Zigong Lantern Group is a lantern arts manufacturing company based in Orlando, Florida, United States. It is operated by Zigong Lantern Group Worldwide. Justin Corsa is the incumbent chief executive officer of the company.

The company has created lantern displays for lantern festivals internationally, including France, the United Kingdom, and the United States.

It is a member of IAAPA, Association of Zoos & Aquariums (AZA), Zoological Association of America (ZAA), and Florida Attractions Association (FAA).

== History ==
It was formed after the merger of companies located in Zigong, Shanghai, Chengdu, Chongqing, and the United States.

The company has two subsidiaries: one named Zigong Lantern Group Worldwide which is based in Florida, and another named Zigong Shijieyijia Culture Communication which owns a factory located in China.

In 2019, the company organized Chinese Festival of Lights on 60 acres of land at Nashville Zoo. They also formed a three-year partnership with Magnolia for the festival, Lights of Magnolia.

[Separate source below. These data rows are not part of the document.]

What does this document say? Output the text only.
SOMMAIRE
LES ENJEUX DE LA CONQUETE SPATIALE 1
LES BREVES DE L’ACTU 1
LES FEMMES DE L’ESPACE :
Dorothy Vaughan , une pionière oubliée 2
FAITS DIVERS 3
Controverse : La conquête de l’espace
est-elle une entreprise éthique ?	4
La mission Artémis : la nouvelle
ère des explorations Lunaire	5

In 2020, one million lantern lights were used in Luminosa Festival which was held on 13 acres of area. The lanterns used were made with hand-made silk and steel material.

In 2021, the Festival of Illumination: World of Lights! was organized at Southwick's Zoo. Later, in November, Festival of Lanterns at Cowabunga Bay, Las Vegas, was opened. In the same year, they also produced Winter Illuminations at Yorkshire Wildlife Park in Doncaster, the United Kingdom. Additionally, they went under contract with the French government of Ville de Béziers, in France to decorate their main plaza.

In August 2022, the company received Best in Show award from the Florida Attractions Association. In the same month, Zigong was involved in the production of the Land of Lights festival at Gulliver's Resort which was held between November 2022 and February 2023. At the Kansas City Zoo, Zigong organized the GloWild lantern festival, which ran from September 2022 through the end of December 2022.

In November 2022, Zigong received Brass Ring Award given by the International Association of Amusement Parks and Attractions.

The company has trademarked their name in Europe and the United Kingdom.